L'Iran a repris le contrôle total du détroit d'Ormuz dimanche tout en envisageant toujours la fermeture des négociations ouvertes avec l'administration Trump.
Téhéran a démenti qu'il participerait à un nouveau cycle de pourparlers de paix avec les États-Unis, selon l'agence de presse d'État IRNA, quelques heures seulement après que Donald Trump ait déclaré que les négociateurs iraniens se rendraient au Pakistan lundi pour un second cycle.

L'IRNA n'a pas cité de source, mais a exposé la position de Téhéran. L'agence a déclaré que l'Iran blâmait les exigences excessives de Washington, les attentes irréalistes, les changements constants de position, les contradictions répétées et le blocus naval qui, selon elle, a rompu le cessez-le-feu.
L'IRNA a écrit : « Dans ces conditions, les perspectives de discussions constructives restent sombres. » Téhéran a également précisé qu'il souhaitait que le blocus américain des ports iraniens soit levé avant tout retour aux pourparlers.
Le gel de la diplomatie est survenu alors que Trump décrivait un affrontement en mer. Dans une publication sur Truth Social, il a déclaré qu'un cargo battant pavillon iranien appelé TOUSKA avait tenté de franchir le blocus naval américain dans le golfe d'Oman.

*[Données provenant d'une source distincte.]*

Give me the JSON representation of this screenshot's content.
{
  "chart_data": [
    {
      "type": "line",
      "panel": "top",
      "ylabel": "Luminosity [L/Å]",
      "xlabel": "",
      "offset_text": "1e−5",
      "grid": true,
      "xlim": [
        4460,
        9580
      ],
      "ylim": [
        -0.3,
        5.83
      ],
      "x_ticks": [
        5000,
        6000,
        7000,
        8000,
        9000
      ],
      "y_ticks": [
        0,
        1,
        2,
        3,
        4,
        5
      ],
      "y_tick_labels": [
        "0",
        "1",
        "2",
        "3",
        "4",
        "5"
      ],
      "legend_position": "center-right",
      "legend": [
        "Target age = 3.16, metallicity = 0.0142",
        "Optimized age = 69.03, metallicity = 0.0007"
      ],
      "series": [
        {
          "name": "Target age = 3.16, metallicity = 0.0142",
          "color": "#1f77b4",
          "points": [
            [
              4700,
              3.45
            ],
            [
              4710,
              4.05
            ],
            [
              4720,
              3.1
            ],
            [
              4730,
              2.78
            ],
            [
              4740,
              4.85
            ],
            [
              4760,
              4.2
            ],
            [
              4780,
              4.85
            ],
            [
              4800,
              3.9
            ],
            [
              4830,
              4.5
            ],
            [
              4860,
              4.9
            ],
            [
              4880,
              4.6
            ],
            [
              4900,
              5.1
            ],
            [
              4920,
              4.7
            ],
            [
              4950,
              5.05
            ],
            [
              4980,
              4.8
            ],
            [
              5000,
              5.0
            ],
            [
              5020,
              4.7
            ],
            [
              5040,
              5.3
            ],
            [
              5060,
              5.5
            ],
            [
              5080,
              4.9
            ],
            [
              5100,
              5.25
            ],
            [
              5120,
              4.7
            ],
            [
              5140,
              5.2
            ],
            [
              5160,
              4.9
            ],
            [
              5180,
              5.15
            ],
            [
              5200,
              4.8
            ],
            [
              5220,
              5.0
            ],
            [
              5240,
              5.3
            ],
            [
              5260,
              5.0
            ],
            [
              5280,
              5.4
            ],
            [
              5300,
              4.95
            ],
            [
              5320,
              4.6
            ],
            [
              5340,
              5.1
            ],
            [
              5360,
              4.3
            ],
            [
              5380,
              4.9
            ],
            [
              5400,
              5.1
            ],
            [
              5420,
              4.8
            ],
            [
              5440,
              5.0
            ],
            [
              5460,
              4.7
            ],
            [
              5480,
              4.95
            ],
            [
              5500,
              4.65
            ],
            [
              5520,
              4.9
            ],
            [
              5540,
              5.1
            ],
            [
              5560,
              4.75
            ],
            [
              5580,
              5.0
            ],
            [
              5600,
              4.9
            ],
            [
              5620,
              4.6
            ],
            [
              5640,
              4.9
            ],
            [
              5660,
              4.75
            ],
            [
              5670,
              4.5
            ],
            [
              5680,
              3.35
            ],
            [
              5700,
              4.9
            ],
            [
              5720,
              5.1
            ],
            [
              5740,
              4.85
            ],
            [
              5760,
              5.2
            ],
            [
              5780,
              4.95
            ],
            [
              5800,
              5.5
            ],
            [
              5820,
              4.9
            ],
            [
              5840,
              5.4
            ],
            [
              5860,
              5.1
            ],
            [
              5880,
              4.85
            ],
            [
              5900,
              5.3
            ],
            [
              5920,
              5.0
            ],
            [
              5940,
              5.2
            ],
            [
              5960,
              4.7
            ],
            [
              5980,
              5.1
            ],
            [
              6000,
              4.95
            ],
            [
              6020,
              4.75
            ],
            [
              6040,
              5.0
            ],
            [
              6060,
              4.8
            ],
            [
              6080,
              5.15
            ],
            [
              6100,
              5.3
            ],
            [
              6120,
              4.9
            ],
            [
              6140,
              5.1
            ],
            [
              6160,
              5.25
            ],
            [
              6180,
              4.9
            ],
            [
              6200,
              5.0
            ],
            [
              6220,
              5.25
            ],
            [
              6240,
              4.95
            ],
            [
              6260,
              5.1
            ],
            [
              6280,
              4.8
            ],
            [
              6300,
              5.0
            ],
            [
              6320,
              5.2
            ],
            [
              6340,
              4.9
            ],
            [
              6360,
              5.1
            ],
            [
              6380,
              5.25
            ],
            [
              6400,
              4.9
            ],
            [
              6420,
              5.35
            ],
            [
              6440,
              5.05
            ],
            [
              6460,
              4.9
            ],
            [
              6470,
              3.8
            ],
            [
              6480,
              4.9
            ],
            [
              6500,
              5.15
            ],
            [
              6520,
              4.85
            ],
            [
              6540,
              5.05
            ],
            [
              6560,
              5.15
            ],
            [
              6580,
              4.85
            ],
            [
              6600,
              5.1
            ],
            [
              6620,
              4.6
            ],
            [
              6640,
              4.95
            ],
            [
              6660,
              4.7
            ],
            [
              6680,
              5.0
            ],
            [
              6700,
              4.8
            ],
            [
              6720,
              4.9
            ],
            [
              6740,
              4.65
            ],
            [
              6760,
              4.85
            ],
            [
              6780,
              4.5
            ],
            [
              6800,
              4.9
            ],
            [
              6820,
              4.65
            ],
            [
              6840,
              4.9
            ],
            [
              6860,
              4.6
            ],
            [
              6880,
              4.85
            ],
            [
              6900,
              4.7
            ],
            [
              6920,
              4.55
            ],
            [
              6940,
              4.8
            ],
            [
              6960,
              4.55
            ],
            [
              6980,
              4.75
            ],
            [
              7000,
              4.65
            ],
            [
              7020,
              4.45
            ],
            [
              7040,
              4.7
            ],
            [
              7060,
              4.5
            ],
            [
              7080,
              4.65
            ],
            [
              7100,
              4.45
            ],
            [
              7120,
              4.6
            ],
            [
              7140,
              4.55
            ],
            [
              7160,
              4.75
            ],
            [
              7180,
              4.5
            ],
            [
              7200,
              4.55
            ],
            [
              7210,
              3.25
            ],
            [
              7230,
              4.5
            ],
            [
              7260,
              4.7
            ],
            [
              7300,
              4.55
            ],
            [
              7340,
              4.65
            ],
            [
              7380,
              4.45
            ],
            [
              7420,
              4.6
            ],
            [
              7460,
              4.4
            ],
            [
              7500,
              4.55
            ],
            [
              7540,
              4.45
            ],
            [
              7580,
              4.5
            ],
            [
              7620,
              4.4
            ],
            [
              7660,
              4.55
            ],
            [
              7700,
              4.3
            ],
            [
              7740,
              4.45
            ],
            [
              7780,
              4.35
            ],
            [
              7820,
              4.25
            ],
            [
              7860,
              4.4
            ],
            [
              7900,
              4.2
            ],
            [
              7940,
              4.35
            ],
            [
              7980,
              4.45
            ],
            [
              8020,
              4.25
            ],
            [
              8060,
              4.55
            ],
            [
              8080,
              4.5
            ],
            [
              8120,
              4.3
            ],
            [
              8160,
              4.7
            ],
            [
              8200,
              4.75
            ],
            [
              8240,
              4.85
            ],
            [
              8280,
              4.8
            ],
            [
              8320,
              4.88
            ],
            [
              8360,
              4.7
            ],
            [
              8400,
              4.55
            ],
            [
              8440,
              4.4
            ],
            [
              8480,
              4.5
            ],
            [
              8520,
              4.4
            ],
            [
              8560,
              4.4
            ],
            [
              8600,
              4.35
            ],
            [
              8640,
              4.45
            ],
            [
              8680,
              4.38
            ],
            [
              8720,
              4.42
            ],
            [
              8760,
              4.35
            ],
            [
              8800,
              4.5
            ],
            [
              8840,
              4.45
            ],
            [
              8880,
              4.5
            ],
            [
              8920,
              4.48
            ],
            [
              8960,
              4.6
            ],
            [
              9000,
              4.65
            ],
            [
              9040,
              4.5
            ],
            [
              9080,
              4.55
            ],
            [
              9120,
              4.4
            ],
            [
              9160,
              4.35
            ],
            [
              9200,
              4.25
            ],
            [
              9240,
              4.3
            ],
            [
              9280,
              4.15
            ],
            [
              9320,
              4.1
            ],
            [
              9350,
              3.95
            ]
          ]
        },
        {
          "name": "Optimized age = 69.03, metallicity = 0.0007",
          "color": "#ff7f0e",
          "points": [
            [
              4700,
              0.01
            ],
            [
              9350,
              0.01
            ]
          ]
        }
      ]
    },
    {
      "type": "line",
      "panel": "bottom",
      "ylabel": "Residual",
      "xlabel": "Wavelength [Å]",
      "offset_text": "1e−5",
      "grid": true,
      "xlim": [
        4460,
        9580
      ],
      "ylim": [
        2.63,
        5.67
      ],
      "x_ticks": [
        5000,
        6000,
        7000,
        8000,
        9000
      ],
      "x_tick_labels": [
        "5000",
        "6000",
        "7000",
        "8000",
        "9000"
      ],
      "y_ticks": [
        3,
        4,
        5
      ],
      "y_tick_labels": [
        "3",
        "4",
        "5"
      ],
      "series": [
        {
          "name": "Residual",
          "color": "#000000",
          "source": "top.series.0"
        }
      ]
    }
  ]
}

Trump a déclaré que le navire mesurait près de 900 pieds de long et pesait presque autant qu'un porte-avions. Il a indiqué que le destroyer lance-missiles USS Spruance l'avait intercepté et averti de s'arrêter. Selon Trump, l'équipage a refusé, la Marine a tiré dans la salle des machines, et les Marines américains ont ensuite pris le contrôle du navire.
Trump a déclaré que l'USS Spruance avait donné un avertissement équitable au navire, puis avait percé un trou dans la salle des machines après que l'équipage n'ait pas écouté.
Il a également déclaré que le TOUSKA fait l'objet de sanctions du Trésor américain en raison de ce qu'il a appelé un historique d'activités illégales, et que les États-Unis ont maintenant la pleine garde du navire et inspectent ce qui se trouve à bord.
Cette saisie est intervenue alors que l'Iran se retirait du deuxième cycle de pourparlers. Téhéran a déclaré que le blocus des navires entrant et sortant des ports iraniens était l'une des raisons pour lesquelles il ne participerait pas.
Le président iranien Masoud Pezeshkian a également rejeté la ligne nucléaire de Trump, déclarant que Trump n'avait « aucune justification pour priver l'Iran de ses droits nucléaires ». Cela n'est survenu que 48 heures après que Trump ait déclaré que l'Iran avait accepté d'abandonner l'enrichissement d'uranium et toute « poussière nucléaire ».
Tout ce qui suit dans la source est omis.